Sulla candidatura alla presidenza della Regione La Vardera non fa passi indietro
Da parte sua, La Vardera non perde occasione di ribadire l’intenzione di candidarsi alla presidenza della Regione: “La mia candidatura resta in campo e non ho intenzione di fare passi indietro a meno che, nel centrosinistra, non venga proposto un nome irrinunciabile. Nome irrinunciabile che non vedo onestamente in questo momento. Noi siamo persone di buon senso. Tuttavia, ritengo che quest’onda, quella di Controcorrente, stia invadendo tutta la Sicilia. La mia candidatura resta in campo”.

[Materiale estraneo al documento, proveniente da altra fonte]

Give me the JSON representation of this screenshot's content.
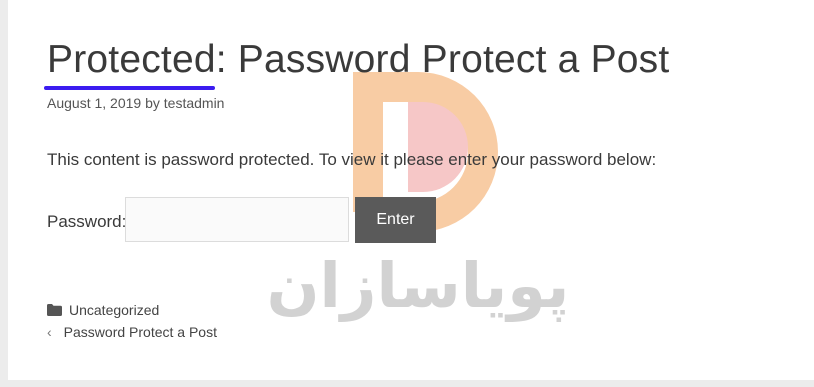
{
  "post": {
    "title": "Protected: Password Protect a Post",
    "date": "August 1, 2019",
    "by": "by",
    "author": "testadmin",
    "protected_message": "This content is password protected. To view it please enter your password below:"
  },
  "form": {
    "password_label": "Password:",
    "password_value": "",
    "enter_label": "Enter"
  },
  "footer": {
    "category_icon": "folder-icon",
    "category": "Uncategorized",
    "prev_icon": "chevron-left-icon",
    "prev_chevron": "‹",
    "prev_post": "Password Protect a Post"
  },
  "watermark": {
    "text": "پویاسازان",
    "logo_color": "#f3a35a",
    "logo_inner_color": "#ef9a9a",
    "text_color": "#c8c8c8"
  },
  "colors": {
    "accent_underline": "#3b1cf0",
    "button_bg": "#5a5a5a"
  }
}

Ma qual è il metodo migliore per La Vardera per scegliere il candidato progressista? “Andiamo tutti quanti in qualsiasi mercato popolare e vediamo la reazione della gente rispetto ai candidati. Questo potrebbe essere un sondaggio vero. Andiamo nei mercati e vediamo, tra i possibili candidati alla presidenza per il centrosinistra, chi parla al cuore della gente. In questa prospettiva, potremmo anche pensare di organizzare qualcosa”.
Di Paola: “La priorità per la Sicilia è l’accordo sulle riforme”
A proporsi come candidato alla presidenza anche Nuccio Di Paola, scettico sull’ipotesi primarie caldeggiata dal Partito democratico. “Nel 2022, dopo le primarie, i partiti hanno finito per dividersi. Dobbiamo fare di tutto per trovare una sintesi nella coalizione e individuare il migliore candidato scelto dalla politica. Ogni forza politica può proporre un nome e la base di tutto sarà il programma. Un accordo sulle riforme. Assieme alla scelta del candidato presidente, dovremmo anche individuare i nomi giusti per le amministrative del 2027 in capoluoghi come Palermo”, sostiene il coordinatore del Movimento 5 Stelle.